The Chaperones is an upcoming American crime comedy drama film directed by India Donaldson and written by Sebastian Black. The film stars Cooper Hoffman, David Jonsson, Paul Dano, Danielle Deadwyler, Billy Barratt, Alfred Molina, Tim Meadows, and Dolly de Leon.

The film is scheduled to be released in the United States by A24.

== Cast ==

- Cooper Hoffman
- David Jonsson
- Paul Dano
- Billy Barratt
- Danielle Deadwyler
- Tim Meadows
- Alfred Molina
- Gabby Beans
- Dolly de Leon

== Production ==
In September 2025, it was announced that Cooper Hoffman and David Jonsson were in talks to star in The Chaperones with A24 and Plan B Entertainment after their work The Long Walk (2025), with Donaldson directing and Sebastian Black penning the script.

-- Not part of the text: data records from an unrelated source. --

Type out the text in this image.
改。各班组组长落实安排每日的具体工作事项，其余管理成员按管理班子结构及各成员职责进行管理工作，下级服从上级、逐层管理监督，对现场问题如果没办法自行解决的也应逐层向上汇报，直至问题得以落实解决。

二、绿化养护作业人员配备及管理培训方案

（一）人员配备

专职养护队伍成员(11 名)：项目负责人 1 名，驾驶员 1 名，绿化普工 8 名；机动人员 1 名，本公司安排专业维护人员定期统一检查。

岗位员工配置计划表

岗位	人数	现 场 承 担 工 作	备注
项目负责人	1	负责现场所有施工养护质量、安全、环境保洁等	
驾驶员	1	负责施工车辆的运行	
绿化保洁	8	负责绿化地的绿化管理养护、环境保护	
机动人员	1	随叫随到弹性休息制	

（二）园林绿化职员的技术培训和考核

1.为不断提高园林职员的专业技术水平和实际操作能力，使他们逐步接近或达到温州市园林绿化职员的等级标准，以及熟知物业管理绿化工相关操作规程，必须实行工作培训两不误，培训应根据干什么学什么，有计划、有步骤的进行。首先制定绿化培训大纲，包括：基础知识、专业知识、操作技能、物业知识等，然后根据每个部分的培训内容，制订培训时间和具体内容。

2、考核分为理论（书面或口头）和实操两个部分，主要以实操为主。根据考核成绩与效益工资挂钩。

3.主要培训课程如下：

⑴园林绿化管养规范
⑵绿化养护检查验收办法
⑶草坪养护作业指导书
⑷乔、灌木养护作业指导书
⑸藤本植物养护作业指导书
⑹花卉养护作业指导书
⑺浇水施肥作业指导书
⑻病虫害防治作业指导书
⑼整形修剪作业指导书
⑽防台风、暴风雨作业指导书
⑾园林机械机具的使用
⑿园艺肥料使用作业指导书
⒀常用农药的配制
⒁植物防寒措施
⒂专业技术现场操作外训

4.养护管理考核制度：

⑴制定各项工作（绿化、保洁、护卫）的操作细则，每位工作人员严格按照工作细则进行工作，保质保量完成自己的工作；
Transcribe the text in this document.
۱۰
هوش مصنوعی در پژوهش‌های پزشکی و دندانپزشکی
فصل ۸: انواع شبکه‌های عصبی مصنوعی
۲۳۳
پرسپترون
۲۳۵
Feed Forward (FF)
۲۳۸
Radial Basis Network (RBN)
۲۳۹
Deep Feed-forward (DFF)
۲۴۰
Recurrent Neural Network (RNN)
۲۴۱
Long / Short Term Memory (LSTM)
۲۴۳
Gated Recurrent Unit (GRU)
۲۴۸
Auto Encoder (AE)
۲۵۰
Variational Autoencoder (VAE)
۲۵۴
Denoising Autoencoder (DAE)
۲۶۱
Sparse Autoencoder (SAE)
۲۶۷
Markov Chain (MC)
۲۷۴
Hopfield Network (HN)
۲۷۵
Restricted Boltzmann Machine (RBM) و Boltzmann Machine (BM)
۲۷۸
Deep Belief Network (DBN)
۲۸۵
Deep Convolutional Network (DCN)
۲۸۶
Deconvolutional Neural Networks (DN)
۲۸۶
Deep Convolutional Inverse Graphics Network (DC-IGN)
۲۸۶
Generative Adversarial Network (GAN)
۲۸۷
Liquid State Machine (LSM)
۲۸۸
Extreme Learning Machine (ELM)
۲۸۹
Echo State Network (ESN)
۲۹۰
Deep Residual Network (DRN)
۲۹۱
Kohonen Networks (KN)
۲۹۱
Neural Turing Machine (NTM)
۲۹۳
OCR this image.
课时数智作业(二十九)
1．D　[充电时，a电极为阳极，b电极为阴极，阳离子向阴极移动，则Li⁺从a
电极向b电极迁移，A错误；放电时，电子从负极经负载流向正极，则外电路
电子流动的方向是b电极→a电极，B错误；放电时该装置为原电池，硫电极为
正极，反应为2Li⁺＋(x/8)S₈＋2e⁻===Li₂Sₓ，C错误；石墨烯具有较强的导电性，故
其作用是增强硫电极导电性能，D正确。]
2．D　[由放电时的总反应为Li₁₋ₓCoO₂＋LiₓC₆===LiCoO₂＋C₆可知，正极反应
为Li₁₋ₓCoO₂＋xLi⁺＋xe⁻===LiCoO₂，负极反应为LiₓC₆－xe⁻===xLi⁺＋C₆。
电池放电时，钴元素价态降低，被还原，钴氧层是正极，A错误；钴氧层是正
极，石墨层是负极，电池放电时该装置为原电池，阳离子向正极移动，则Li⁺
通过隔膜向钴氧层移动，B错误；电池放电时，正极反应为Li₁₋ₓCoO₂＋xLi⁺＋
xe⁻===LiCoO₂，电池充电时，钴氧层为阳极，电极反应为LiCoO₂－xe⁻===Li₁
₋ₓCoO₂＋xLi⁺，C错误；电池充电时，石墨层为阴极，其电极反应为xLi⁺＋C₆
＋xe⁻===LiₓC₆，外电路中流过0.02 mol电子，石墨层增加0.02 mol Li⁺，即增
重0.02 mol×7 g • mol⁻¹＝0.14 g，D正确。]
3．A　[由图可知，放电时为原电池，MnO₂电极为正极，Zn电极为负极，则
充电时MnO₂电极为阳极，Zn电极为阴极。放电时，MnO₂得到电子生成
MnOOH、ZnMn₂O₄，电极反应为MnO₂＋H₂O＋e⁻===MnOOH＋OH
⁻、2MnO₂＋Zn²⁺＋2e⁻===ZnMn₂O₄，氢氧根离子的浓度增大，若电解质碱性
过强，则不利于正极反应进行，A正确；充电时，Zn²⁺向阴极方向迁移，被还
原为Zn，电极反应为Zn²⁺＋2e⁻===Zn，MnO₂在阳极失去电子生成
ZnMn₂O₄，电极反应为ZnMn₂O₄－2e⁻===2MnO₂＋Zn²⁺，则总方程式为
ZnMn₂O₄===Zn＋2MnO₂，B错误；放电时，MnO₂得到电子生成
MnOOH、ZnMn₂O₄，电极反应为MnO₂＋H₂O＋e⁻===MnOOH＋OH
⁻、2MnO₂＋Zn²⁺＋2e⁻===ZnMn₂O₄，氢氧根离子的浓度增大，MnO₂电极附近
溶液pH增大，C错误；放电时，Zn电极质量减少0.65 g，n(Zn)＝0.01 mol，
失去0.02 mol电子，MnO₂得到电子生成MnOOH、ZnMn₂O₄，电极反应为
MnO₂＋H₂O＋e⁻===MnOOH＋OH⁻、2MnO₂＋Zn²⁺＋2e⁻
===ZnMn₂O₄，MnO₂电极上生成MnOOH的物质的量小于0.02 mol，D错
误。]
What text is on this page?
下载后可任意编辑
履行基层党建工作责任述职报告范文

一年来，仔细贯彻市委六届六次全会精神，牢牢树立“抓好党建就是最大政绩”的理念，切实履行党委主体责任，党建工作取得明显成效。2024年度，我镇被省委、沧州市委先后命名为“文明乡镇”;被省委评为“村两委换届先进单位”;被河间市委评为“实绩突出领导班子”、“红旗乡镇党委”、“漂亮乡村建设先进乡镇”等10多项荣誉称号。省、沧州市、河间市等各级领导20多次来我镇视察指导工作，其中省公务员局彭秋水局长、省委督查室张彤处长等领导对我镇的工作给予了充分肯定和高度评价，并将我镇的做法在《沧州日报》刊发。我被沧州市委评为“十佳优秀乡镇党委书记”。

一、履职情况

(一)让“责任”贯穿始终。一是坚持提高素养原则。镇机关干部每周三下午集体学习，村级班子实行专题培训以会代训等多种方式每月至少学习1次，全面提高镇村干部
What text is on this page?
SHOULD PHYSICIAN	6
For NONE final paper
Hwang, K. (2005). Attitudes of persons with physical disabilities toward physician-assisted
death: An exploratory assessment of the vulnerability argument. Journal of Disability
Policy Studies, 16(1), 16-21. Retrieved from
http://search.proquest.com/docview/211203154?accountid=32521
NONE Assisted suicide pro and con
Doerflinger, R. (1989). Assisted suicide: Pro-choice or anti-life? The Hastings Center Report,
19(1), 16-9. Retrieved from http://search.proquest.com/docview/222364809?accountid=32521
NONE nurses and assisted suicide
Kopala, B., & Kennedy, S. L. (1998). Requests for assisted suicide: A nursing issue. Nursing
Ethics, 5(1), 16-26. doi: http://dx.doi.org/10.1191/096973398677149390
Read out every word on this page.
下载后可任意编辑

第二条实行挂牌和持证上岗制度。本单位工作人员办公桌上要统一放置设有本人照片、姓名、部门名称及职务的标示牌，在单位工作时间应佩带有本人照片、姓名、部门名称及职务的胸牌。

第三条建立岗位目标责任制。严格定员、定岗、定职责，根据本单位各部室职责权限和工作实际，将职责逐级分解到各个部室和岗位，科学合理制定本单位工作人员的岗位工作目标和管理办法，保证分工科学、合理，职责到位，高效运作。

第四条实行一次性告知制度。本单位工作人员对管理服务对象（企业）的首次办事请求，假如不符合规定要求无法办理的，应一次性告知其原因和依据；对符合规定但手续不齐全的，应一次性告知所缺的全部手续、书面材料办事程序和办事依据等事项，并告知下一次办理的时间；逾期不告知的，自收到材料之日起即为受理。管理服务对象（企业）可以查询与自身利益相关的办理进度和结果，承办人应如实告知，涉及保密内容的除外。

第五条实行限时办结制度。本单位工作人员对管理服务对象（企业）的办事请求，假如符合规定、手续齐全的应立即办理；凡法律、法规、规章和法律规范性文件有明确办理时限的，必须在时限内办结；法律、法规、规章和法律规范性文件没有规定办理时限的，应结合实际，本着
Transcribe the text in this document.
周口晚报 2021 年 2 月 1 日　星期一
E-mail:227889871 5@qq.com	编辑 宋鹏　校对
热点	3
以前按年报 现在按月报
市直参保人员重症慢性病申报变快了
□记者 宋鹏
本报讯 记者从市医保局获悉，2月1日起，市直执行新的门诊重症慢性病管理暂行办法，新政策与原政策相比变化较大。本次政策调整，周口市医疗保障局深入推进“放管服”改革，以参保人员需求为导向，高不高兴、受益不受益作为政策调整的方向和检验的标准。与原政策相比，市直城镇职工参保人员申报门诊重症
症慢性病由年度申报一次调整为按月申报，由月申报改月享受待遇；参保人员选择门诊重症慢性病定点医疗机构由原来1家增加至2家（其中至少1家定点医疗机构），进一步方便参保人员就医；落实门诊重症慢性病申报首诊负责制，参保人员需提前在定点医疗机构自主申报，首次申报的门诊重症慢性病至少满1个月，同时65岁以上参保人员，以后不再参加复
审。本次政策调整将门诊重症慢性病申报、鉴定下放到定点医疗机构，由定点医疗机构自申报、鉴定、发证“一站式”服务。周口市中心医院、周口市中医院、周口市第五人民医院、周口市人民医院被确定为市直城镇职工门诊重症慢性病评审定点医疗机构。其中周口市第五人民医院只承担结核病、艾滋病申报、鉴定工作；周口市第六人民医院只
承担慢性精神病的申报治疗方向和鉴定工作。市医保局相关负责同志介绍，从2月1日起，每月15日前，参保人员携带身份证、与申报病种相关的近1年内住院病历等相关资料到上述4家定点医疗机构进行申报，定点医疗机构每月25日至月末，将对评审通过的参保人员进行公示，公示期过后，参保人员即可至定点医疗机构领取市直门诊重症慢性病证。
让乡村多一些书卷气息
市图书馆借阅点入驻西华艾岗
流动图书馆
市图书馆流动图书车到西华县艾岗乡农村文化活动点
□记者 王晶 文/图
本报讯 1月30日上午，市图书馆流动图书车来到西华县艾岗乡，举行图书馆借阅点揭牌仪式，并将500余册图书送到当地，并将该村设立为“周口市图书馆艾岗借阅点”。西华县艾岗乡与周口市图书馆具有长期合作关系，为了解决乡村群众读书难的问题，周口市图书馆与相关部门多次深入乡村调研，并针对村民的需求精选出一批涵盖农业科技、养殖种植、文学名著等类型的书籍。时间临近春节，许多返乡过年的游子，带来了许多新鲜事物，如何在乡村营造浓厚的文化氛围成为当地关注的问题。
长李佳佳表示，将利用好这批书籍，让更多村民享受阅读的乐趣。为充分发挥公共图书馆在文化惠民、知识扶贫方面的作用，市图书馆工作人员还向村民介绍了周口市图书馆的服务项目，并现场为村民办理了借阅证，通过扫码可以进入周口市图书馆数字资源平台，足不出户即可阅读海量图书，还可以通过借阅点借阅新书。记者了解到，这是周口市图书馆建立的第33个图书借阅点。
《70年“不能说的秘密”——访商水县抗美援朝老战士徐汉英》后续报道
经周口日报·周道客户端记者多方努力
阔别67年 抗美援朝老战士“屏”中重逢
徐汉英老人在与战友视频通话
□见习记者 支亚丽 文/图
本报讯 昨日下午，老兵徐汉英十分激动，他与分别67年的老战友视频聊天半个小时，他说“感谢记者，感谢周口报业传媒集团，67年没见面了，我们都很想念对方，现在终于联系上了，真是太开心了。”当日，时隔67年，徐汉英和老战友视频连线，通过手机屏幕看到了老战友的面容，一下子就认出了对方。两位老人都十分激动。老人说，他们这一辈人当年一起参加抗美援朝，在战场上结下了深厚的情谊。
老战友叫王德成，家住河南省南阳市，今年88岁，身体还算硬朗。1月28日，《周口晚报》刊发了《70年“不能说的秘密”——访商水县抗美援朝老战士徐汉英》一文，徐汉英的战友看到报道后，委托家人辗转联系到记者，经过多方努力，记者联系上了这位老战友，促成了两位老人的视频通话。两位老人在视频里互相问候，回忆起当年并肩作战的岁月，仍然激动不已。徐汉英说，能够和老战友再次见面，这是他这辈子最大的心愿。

Robert Pattinson will produce through his production company Icki Eneo Arlo.

In November 2025, Paul Dano, Danielle Deadwyler, Billy Barratt, Tim Meadows and Alfred Molina were added to the cast and Hoffman and Jonsson were confirmed to star. Filming began the same month in Cincinnati and concluded in New Mexico in December.

== Release ==
The Chaperones is scheduled to be released by A24.